In many cases, he says, the smuggler kingpins hire refugees with seafaring experience to work as crewmembers on the ships in exchange for discounted passage. They are not the actual traffickers, Yazbek says, so generally the other refugees protect their identity. On his boat that came into Sicily three weeks ago, Yazbek says the refugee “crew members” hired by the smugglers were never exposed. Instead the refugees told the authorities that they abandoned the ship at sea, when in reality the men who piloted the ship blended in and were treated no differently than the other refugees.
“We weren’t protecting the smugglers—we were protecting the poor people that helped the ship to reach that stage,” he says. “Those people are refugees who worked as a crew to save some money. In my opinion I think that the smugglers are real criminals. If not, they wouldn’t make the prices so high; they would accept a smaller margin. I think they are anything but heroes.”
Frontex estimates that the smugglers on the two large cargo ships that arrived in Italy last week cleared more than $3 million after the price of the aging vessel was subtracted.
Like any service for hire, it is extremely important for the traffickers to provide a reputable service, criminal as it is. Yazbek describes the organizational chart as one in which those who own the ships hire brokers to bring in business, working on commission. The brokers then scout out potential “crew members” who can earn substantial discounts for working the journey. “Competition is there, of course, but I think there is enough business for everyone as long as the demand is there,” he says. “If something happens with the ship, the smuggler will lose his reputation in this field. It’s funny, I know, but it’s true and that reputation is why I chose the smuggler that I dealt with.”
As Europe grapples with the influx of refugees, now considered the greatest refugee crisis since World War II, many politicians in Italy and other countries have expressed concern that these refugee boats could be infiltrated by terrorists. But many who arrive in Italy say that the refugees form an intimate community and that it would be easy to spot someone who was capitalizing on the situation to bring terror to Europe rather than escaping the terror in Syria.
Alaa Slaipe, 26, a hairdresser who arrived in Sicily in December, told The Daily Beast that the bonds formed from taking such risks together were unbreakable. “A month ago I didn’t know any of these people,” he said. “Now they are not just my friends, they are my brothers.”
Still, the security on the vessels—big or small—is nonexistent. Yazbek says no one takes names, and no one checks for weapons or other contraband. “They didn’t check us for guns but I’m sure no guns were on the boat,” he says. “At the same time anyone could carry anything—even drugs—easily.”
In 2014, 170,000 people came to Italy from places like Eritrea and Syria. An additonal 30,000 made it to Europe by other routes including commercial flights and dangerous overland passages.

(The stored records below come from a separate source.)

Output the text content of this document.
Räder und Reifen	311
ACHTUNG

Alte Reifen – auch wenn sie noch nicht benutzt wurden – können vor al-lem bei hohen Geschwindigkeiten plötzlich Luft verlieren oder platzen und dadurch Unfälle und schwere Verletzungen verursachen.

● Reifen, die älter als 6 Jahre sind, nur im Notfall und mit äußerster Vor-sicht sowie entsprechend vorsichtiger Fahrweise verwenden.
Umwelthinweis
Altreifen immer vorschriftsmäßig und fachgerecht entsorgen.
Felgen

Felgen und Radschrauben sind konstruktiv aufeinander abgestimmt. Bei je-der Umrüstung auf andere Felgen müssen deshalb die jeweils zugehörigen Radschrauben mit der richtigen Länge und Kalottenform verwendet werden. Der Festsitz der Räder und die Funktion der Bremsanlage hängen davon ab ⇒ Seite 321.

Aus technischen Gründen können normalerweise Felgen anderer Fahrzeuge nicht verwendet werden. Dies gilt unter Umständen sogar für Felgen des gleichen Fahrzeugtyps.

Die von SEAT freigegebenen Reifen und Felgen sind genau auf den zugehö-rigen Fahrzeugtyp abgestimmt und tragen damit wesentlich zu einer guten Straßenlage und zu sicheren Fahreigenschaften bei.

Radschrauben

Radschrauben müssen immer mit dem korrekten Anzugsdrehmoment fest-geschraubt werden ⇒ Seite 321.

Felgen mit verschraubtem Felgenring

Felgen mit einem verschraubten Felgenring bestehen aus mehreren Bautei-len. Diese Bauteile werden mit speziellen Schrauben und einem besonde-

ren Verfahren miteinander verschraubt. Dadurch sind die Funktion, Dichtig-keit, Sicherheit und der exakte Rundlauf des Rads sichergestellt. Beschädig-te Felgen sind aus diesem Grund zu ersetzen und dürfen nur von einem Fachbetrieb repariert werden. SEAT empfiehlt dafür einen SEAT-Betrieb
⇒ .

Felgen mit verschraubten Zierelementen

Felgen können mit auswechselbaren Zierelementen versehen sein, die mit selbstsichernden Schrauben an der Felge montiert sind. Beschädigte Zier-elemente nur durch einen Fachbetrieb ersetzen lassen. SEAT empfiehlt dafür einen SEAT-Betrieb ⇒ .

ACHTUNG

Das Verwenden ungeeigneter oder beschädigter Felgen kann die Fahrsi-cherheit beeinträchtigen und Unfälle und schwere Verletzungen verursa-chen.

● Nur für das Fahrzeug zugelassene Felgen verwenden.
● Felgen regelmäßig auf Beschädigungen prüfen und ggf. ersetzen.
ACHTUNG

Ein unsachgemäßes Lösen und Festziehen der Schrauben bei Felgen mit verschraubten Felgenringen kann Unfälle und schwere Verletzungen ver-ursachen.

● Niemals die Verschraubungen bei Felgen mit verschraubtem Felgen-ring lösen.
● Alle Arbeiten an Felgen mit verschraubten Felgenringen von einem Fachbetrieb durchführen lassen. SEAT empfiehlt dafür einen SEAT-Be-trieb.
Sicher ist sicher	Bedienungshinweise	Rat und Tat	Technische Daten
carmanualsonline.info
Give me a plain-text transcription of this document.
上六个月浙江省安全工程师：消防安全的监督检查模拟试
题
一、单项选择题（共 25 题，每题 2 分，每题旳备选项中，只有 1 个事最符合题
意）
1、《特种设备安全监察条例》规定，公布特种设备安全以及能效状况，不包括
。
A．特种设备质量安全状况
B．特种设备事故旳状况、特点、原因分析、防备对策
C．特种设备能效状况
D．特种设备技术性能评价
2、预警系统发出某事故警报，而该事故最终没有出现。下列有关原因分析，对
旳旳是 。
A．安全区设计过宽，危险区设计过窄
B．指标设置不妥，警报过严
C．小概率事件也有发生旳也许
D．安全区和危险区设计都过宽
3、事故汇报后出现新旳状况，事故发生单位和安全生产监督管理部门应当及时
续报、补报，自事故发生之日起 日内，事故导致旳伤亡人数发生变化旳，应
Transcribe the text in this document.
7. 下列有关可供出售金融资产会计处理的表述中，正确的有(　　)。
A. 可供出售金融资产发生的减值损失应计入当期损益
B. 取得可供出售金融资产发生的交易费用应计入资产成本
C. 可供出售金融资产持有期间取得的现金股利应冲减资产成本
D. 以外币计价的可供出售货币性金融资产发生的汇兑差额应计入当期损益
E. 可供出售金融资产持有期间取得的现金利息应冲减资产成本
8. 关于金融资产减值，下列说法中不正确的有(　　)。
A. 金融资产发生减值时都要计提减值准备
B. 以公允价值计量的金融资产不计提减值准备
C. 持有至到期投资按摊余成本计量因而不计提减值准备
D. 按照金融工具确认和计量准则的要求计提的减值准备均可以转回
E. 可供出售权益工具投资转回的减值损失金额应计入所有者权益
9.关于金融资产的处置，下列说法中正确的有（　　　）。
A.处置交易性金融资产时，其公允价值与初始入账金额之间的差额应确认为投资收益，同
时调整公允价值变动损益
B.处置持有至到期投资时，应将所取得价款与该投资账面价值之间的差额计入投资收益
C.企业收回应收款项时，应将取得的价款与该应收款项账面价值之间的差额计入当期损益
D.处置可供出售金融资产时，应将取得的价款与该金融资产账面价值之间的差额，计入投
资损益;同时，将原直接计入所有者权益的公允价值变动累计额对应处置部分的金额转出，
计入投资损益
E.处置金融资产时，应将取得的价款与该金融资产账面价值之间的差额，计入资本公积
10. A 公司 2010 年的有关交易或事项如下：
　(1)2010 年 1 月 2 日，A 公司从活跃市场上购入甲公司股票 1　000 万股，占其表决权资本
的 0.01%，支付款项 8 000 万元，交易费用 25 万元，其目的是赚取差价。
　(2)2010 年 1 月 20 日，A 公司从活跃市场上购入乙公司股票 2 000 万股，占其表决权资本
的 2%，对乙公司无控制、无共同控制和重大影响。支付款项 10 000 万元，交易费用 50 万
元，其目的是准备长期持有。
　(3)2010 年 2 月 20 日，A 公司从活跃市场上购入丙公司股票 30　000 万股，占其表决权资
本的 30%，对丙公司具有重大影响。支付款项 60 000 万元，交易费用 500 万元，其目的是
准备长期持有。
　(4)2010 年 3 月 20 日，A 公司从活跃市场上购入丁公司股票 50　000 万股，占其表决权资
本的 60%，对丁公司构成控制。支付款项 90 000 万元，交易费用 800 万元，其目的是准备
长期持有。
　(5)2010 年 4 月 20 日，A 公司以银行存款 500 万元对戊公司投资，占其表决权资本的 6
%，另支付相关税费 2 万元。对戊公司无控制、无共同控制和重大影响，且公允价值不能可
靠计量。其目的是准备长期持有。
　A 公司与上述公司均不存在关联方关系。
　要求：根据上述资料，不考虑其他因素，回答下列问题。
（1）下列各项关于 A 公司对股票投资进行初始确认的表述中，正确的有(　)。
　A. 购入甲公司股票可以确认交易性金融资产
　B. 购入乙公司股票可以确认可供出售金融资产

Yazbek and the others who make it safely feel they are victims of war, not victims of the traffickers who exploit their desperation. “I understand that European and modern culture and the whole secular system feels in danger because of the Islamic extending, and it’s a serious matter, but I think the international community has to be responsible,” he says. “I understand that this is human trafficking, but I know that my people have no other option.”